Netanyahu's government has so far stayed mum after receiving widespread criticism from Democrats for “meddling” in the presidential election after he faulted Obama for not setting clear “red lines” on Iran. With Obama newly reelected to a final term and Netanyahu now facing his own electoral challenge, the balance of power has shifted to the U.S. president.

“Israeli officials are very wary of appearing to meddle in U.S. politics, given the criticism Netanyahu received during the U.S. presidential campaign,” Natan Sachs, a Research Fellow at the Saban Center at Brookings, told The Hill.

“The response here has been low-key; Israel is just weeks away from an election and nearly all the energy and time of politicians and reporters is geared towards that,” he said via email. “There have been some concerned responses, including in Israel Hayom, a daily widely viewed as very pro-Netanyahu, but in general there hasn't been much talk of it.”

The U.S.-based Anti-Defamation League, which has criticized Hagel as “out of sync” with Obama on the subject of Iran sanctions and strong U.S.-Israeli ties, acknowledged Monday that it had not heard of any Israeli officials raising concerns with Hagel.

“We have not, but keep in mind that not everything is always about Israel,” the league told The Hill via email. “This nomination has ramifications as to global U.S. policy, which includes Israel and a host of other issues as well.”

Israeli newspapers have also largely stayed out of the fray, reporting on opposition to Hagel by U.S. Jews rather than staking out their own position. A December article, for example, in the Jerusalem Post, a conservative English-language newspaper largely geared towards a U.S. readership, quoted Weekly Standard editor William Kristol but not a single Israeli source to buttress its argument that Hagel is “a Republican with a problematic voting record on Israel.”

Part of that silence could be an acknowledgment that Hagel's nomination is likely to get through the Senate, and a vocal Israeli protest could only worsen already poor relations between two leaders who will have to work together for years to come if Netanyahu is reelected, as expected. In what are believed to be the first public comments by an Israeli official, The Times of Israel on Sunday quoted a “top Israeli source” as saying that Netanyahu's government isn't necessarily opposed to Hagel.
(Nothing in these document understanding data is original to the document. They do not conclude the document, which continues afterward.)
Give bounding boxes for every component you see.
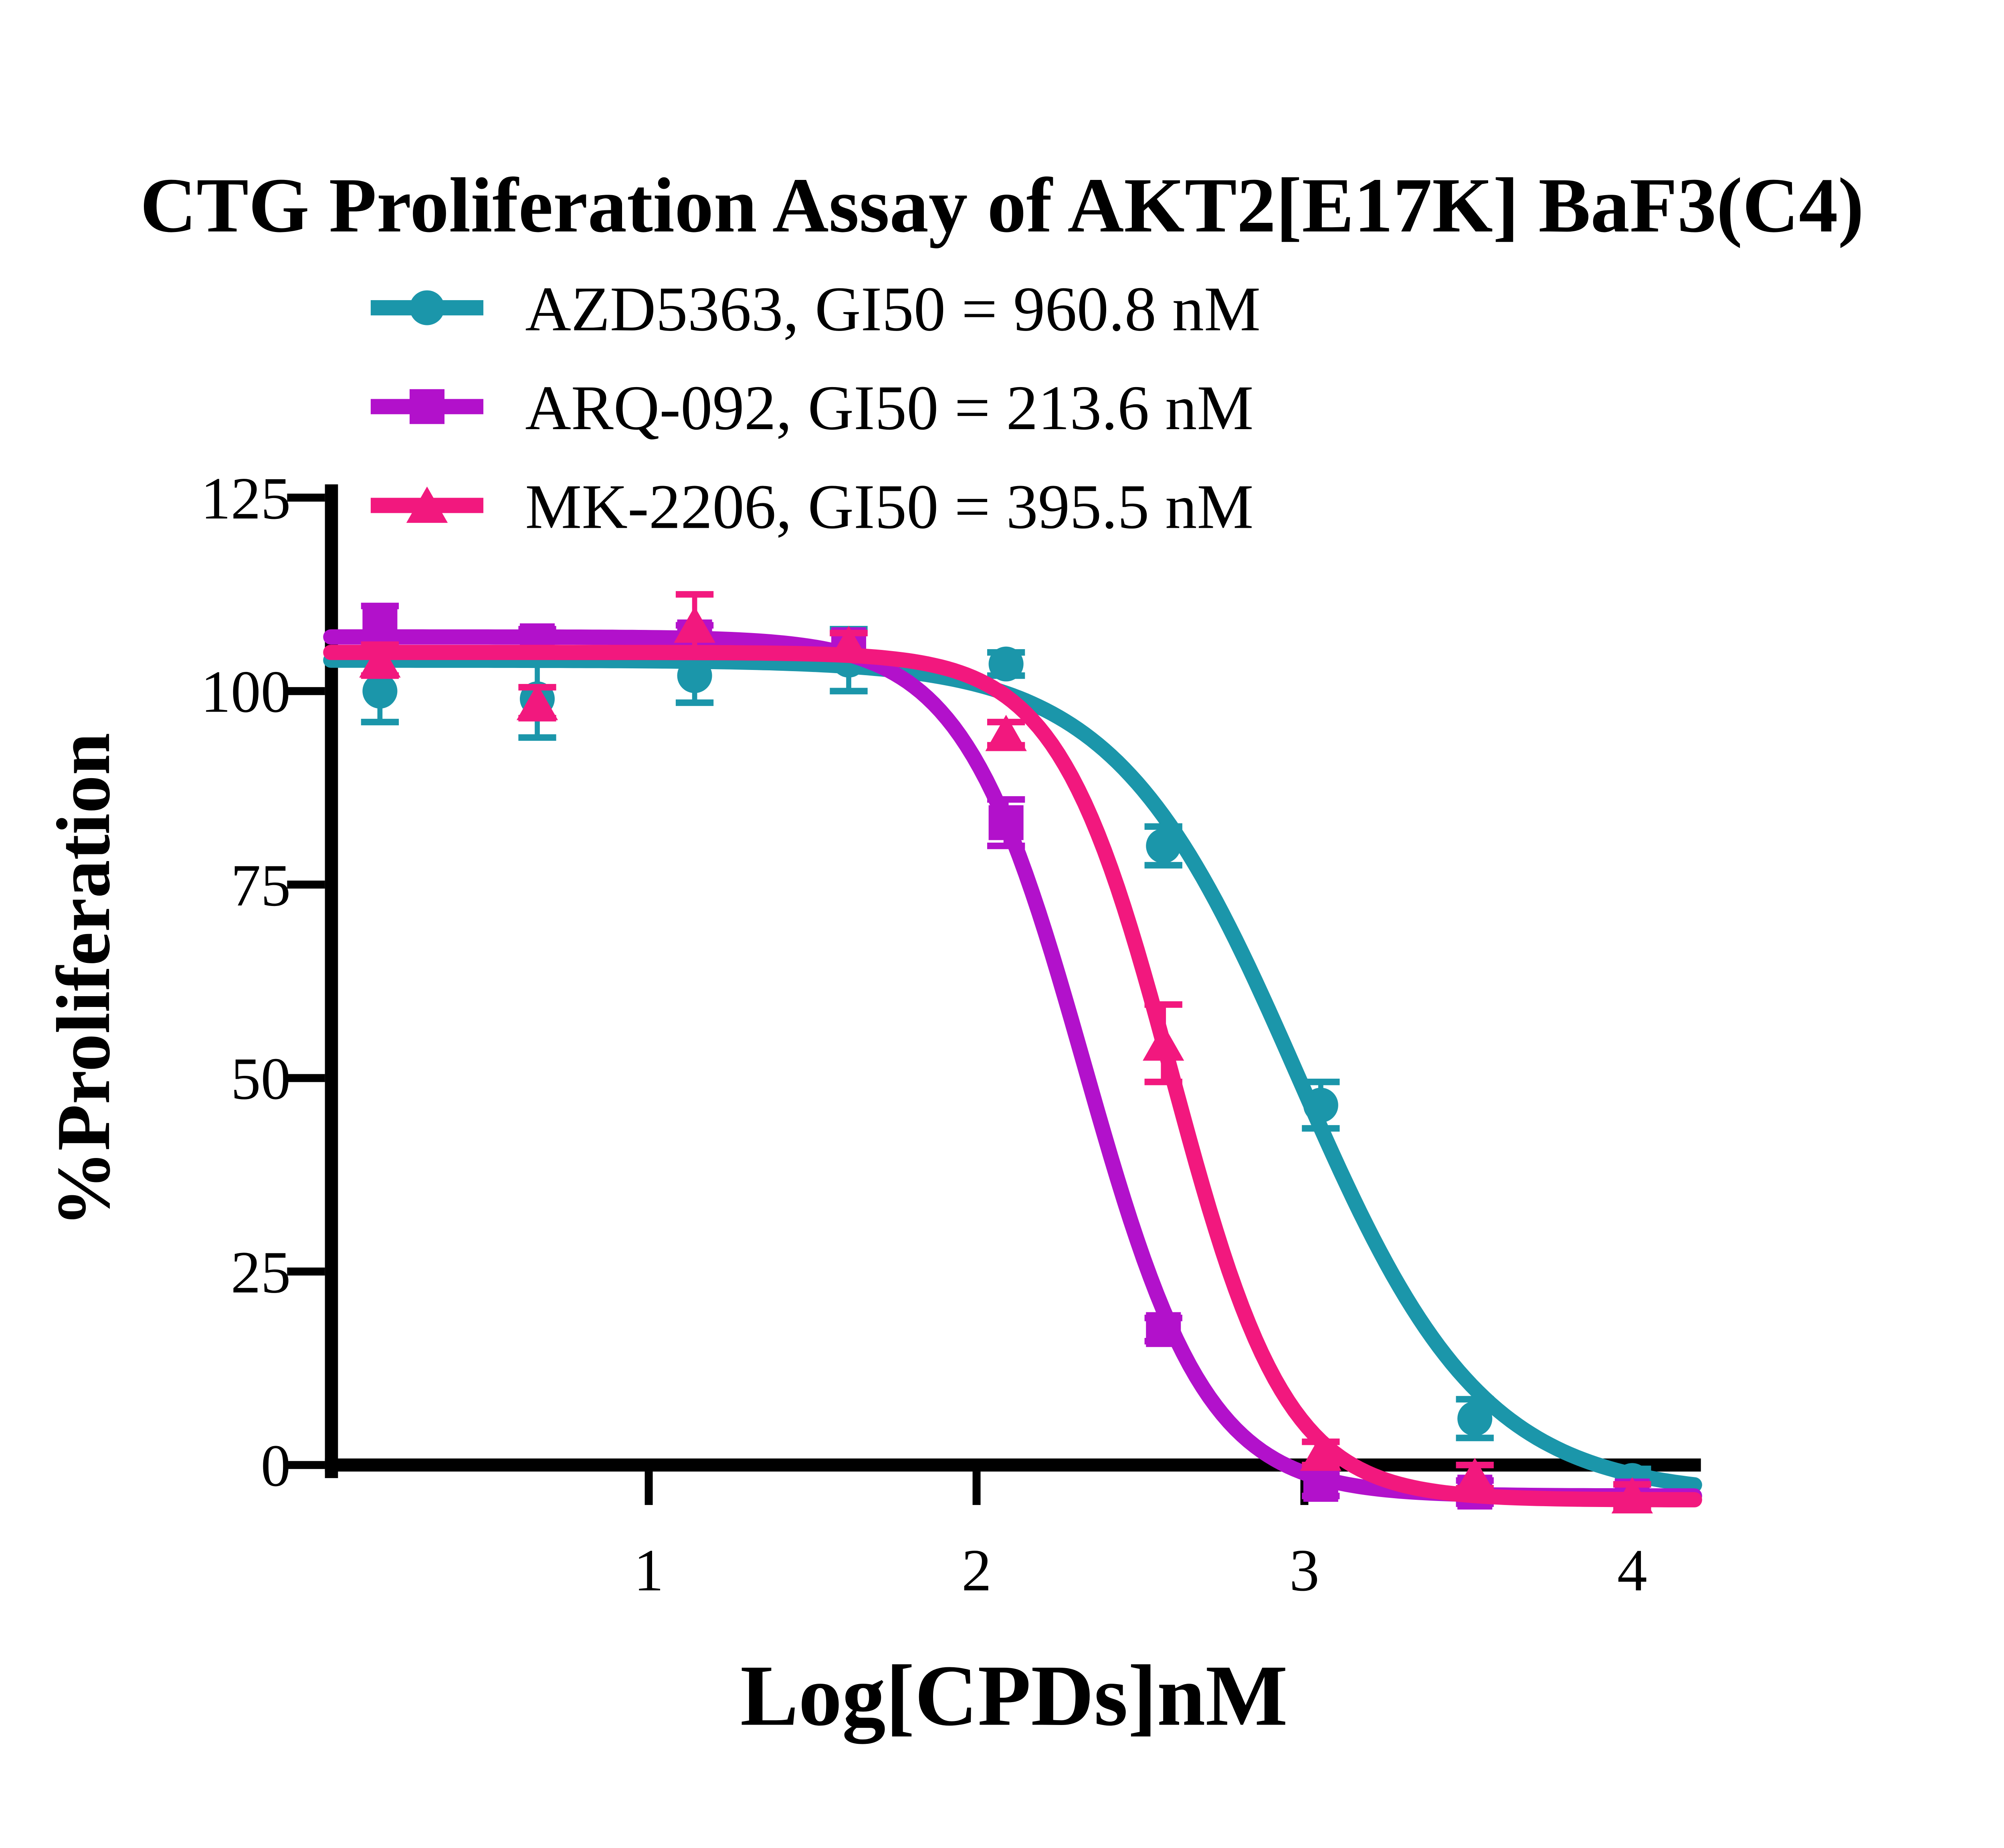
data-point-square xyxy=(988,805,1024,840)
x-tick-labels: 1 2 3 4 xyxy=(634,1537,1647,1604)
y-tick-mark xyxy=(287,1074,325,1082)
data-point-triangle xyxy=(1300,1434,1342,1471)
legend-label-azd5363: AZD5363, GI50 = 960.8 nM xyxy=(525,274,1261,344)
error-bar-cap-bottom xyxy=(675,699,714,706)
data-point-square xyxy=(1303,1467,1338,1502)
y-tick-125: 125 xyxy=(201,466,291,532)
error-bar-cap-bottom xyxy=(830,688,868,694)
series-curves-and-points xyxy=(323,591,1702,1513)
data-point-square xyxy=(362,608,398,643)
error-bar-cap-bottom xyxy=(1144,1078,1182,1085)
data-point-triangle xyxy=(1143,1024,1184,1061)
data-point-circle xyxy=(677,658,712,693)
data-point-triangle xyxy=(1611,1477,1653,1513)
data-point-triangle xyxy=(828,625,870,662)
data-point-triangle xyxy=(674,606,715,643)
error-bar-cap-top xyxy=(1144,1001,1182,1008)
fit-curve-arq-092 xyxy=(323,629,1702,1504)
x-tick-mark xyxy=(972,1471,981,1505)
legend-marker-square xyxy=(409,389,444,424)
data-point-circle xyxy=(1146,828,1181,863)
error-bar-cap-bottom xyxy=(1144,862,1182,869)
error-bar-cap-top xyxy=(1302,1078,1340,1085)
error-bar-cap-bottom xyxy=(987,842,1025,849)
fit-curve-azd5363 xyxy=(323,652,1702,1493)
error-bar-cap-top xyxy=(675,591,714,598)
fit-curve-mk-2206 xyxy=(323,645,1702,1507)
data-point-circle xyxy=(1457,1401,1493,1436)
y-tick-25: 25 xyxy=(231,1239,291,1305)
y-axis-title: %Proliferation xyxy=(41,733,126,1227)
x-axis-title: Log[CPDs]nM xyxy=(740,1648,1288,1744)
y-tick-mark xyxy=(287,493,325,502)
data-point-triangle xyxy=(1454,1458,1496,1494)
y-tick-mark xyxy=(287,1267,325,1276)
legend-marker-triangle xyxy=(406,486,448,523)
x-axis-line xyxy=(325,1458,1701,1472)
chart-title: CTG Proliferation Assay of AKT2[E17K] Ba… xyxy=(140,162,1864,249)
error-bar-cap-bottom xyxy=(675,653,714,660)
error-bar-cap-top xyxy=(987,796,1025,803)
y-tick-100: 100 xyxy=(201,659,291,725)
legend-marker-circle xyxy=(409,290,444,325)
data-point-triangle xyxy=(516,684,558,720)
y-tick-mark xyxy=(287,1461,325,1469)
y-tick-mark xyxy=(287,880,325,889)
y-tick-75: 75 xyxy=(231,853,291,919)
x-tick-4: 4 xyxy=(1617,1537,1647,1604)
y-tick-0: 0 xyxy=(261,1433,291,1499)
y-tick-mark xyxy=(287,687,325,695)
legend-label-mk2206: MK-2206, GI50 = 395.5 nM xyxy=(525,472,1253,542)
x-tick-1: 1 xyxy=(634,1537,664,1604)
legend-label-arq092: ARQ-092, GI50 = 213.6 nM xyxy=(525,373,1253,443)
y-tick-50: 50 xyxy=(231,1046,291,1112)
error-bar-cap-top xyxy=(1144,823,1182,830)
y-tick-labels: 125 100 75 50 25 0 xyxy=(201,466,291,1499)
series-azd5363 xyxy=(323,626,1702,1498)
legend: AZD5363, GI50 = 960.8 nM ARQ-092, GI50 =… xyxy=(525,274,1261,542)
series-mk-2206 xyxy=(323,591,1702,1513)
data-point-circle xyxy=(1303,1087,1338,1123)
error-bar-cap-bottom xyxy=(518,734,556,741)
error-bar-cap-bottom xyxy=(361,718,399,726)
x-tick-3: 3 xyxy=(1289,1537,1319,1604)
x-tick-mark xyxy=(644,1471,653,1505)
error-bar-cap-bottom xyxy=(1302,1125,1340,1132)
data-point-circle xyxy=(988,646,1024,682)
x-tick-2: 2 xyxy=(962,1537,992,1604)
data-point-triangle xyxy=(985,714,1027,751)
error-bar-cap-top xyxy=(361,603,399,609)
legend-markers xyxy=(370,290,484,523)
error-bar-cap-bottom xyxy=(1456,1434,1494,1441)
data-point-triangle xyxy=(359,641,401,678)
error-bar-cap-top xyxy=(1456,1396,1494,1403)
data-point-circle xyxy=(362,674,398,709)
data-point-square xyxy=(1146,1312,1181,1347)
“The only question we have is about his policy on the Iranian question,” the newspaper quoted the official as saying. “Some of those views will be cleared up in the [Senate confirmation] hearings. And we always have to keep in mind that the president makes the decision [about a possible Iran strike],” not the secretary of Defense.

As for Hagel's comments deriding the “Jewish lobby,” the source said “nobody in Israel cares about that.”

Jewish Democrats and the Obama administration say Hagel is a decorated veteran committed to U.S. service members whose nomination should not raise any concerns with Israel.

“We've not become aware of any statement from Israel other than they have no problem with this,” said Dylan Williams, the director of government relations at the liberal Jewish lobby J Street, which supports Hagel. “I don't think the Hagel nomination has any impact and it isn't meant to send a message to Netanyahu.”

White House Chief of Staff Jack Lew has been reaching out to Jewish American groups ahead of Hagel's confirmation hearing, spokesman Jay Carney confirmed Monday.

“Sen. Hagel has been a staunch supporter of Israel, of the Israeli-American relationship, of the United States' support for Israel's security throughout his career,” Carney said.

But some Netanyahu critics contend that Hagel's nomination should indeed be interpreted as a warning to Israel.

“What better way for Obama to pay back Benjamin Netanyahu for all the 'cooperation' Obama received from him during the first term, as well as Bibi's transparent attempt to tip the scale for Romney last fall?” Stephen Walt, co-author of a book on the Israel lobby and U.S. foreign policy, wrote in Foreign Policy last month.